QAPI Committee Fails to Address Recurring Deficiencies
Penalty
Summary
The facility's Quality Assurance Performance Improvement (QAPI) committee failed to correct quality deficiencies and ensure that plans to improve the delivery of care and services effectively addressed recurring deficiencies. The current survey identified repeated deficiencies related to the development and implementation of comprehensive care plans, updating and revising care plans, providing quality of care, maintaining a safe environment free of accident hazards, and ensuring proper storage and labeling of medications.
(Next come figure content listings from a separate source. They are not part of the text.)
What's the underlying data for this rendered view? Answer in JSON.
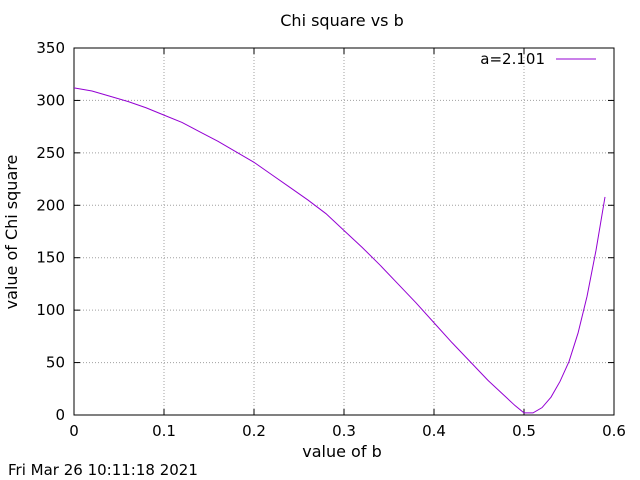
{
  "chart_data": {
    "type": "line",
    "title": "Chi square vs b",
    "xlabel": "value of b",
    "ylabel": "value of Chi square",
    "xlim": [
      0,
      0.6
    ],
    "ylim": [
      0,
      350
    ],
    "xticks": [
      "0",
      "0.1",
      "0.2",
      "0.3",
      "0.4",
      "0.5",
      "0.6"
    ],
    "yticks": [
      "0",
      "50",
      "100",
      "150",
      "200",
      "250",
      "300",
      "350"
    ],
    "grid": true,
    "legend_position": "top-right",
    "series": [
      {
        "name": "a=2.101",
        "color": "#9400d3",
        "x": [
          0,
          0.02,
          0.04,
          0.06,
          0.08,
          0.1,
          0.12,
          0.14,
          0.16,
          0.18,
          0.2,
          0.22,
          0.24,
          0.26,
          0.28,
          0.3,
          0.32,
          0.34,
          0.36,
          0.38,
          0.4,
          0.42,
          0.44,
          0.46,
          0.48,
          0.49,
          0.5,
          0.51,
          0.52,
          0.53,
          0.54,
          0.55,
          0.56,
          0.57,
          0.58,
          0.59
        ],
        "y": [
          312,
          309,
          304,
          299,
          293,
          286,
          279,
          270,
          261,
          251,
          241,
          229,
          217,
          205,
          192,
          176,
          160,
          143,
          125,
          107,
          88,
          69,
          51,
          33,
          17,
          9,
          2,
          2,
          7,
          17,
          32,
          51,
          78,
          113,
          157,
          208
        ]
      }
    ]
  },
  "footer": {
    "timestamp": "Fri Mar 26 10:11:18 2021"
  }
}
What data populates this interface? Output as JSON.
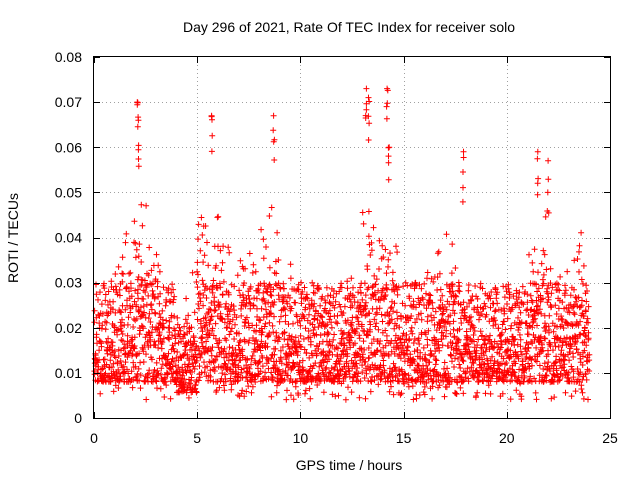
{
  "chart_data": {
    "type": "scatter",
    "title": "Day 296 of 2021, Rate Of TEC Index for receiver solo",
    "xlabel": "GPS time / hours",
    "ylabel": "ROTI / TECUs",
    "xlim": [
      0,
      25
    ],
    "ylim": [
      0,
      0.08
    ],
    "xticks": [
      0,
      5,
      10,
      15,
      20,
      25
    ],
    "yticks": [
      0,
      0.01,
      0.02,
      0.03,
      0.04,
      0.05,
      0.06,
      0.07,
      0.08
    ],
    "xtick_labels": [
      "0",
      "5",
      "10",
      "15",
      "20",
      "25"
    ],
    "ytick_labels": [
      "0",
      "0.01",
      "0.02",
      "0.03",
      "0.04",
      "0.05",
      "0.06",
      "0.07",
      "0.08"
    ],
    "grid": true,
    "marker": "+",
    "color": "#ff0000",
    "series": [
      {
        "name": "ROTI",
        "x_range": [
          0,
          24
        ],
        "typical_range": [
          0.008,
          0.03
        ],
        "peaks": [
          {
            "x": 2.1,
            "y": 0.07
          },
          {
            "x": 2.15,
            "y": 0.066
          },
          {
            "x": 5.7,
            "y": 0.067
          },
          {
            "x": 8.7,
            "y": 0.067
          },
          {
            "x": 13.2,
            "y": 0.073
          },
          {
            "x": 13.3,
            "y": 0.071
          },
          {
            "x": 14.2,
            "y": 0.073
          },
          {
            "x": 14.3,
            "y": 0.06
          },
          {
            "x": 17.9,
            "y": 0.059
          },
          {
            "x": 21.5,
            "y": 0.059
          },
          {
            "x": 22.0,
            "y": 0.057
          }
        ]
      }
    ]
  }
}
Additionally, the facility failed to maintain compliance with regulations regarding the accurate accounting of controlled medications and ensuring food was palatable and served at the proper temperature. The facility's plans of correction for deficiencies cited during the previous survey ending February 29, 2024, included completing audits and reporting the results to the QAPI committee for review. However, the current survey revealed that the QAPI committee failed to successfully implement these plans to ensure ongoing compliance with the regulations. Specifically, deficiencies were noted under F656 for comprehensive care plans, F657 for updating/revising care plans, F684 for quality of care, F689 for a safe environment, F755 for pharmacy services, F761 for medication storage and labeling, and F804 for food palatability and temperature. The repeated deficiencies indicate that the facility's QAPI committee was ineffective in maintaining compliance with the cited regulations. Despite having plans of correction in place, the facility did not achieve the necessary improvements, as evidenced by the recurrence of the same issues in the current survey. The lack of effective implementation and monitoring of corrective actions contributed to the ongoing non-compliance with the required standards.
Plan Of Correction
The center will continue to meet related to Quality Assurance Performance Improvement (QAPI) and if a plan is ineffective after reviewing, the plan will be revised and with further auditing and surveillance initiated. Residents affected by previous deficiencies have the potential to be affected. The administrator will provide education to the quality assurance performance improvement committee on the committee's role in improvement activities regarding federal regulations. Monitoring will be captured through auditing quality assurance performance improvement minutes monthly for 3 months. The audits will be conducted by the Administrator or designee. Results of the audits will be presented for review at the monthly Quality Assurance Improvement Committee (QAPI) meeting monthly for a period of three months. Any revisions to the audit plan will be reviewed and implemented with coordination of the interdisciplinary team at QAPI Committee meeting.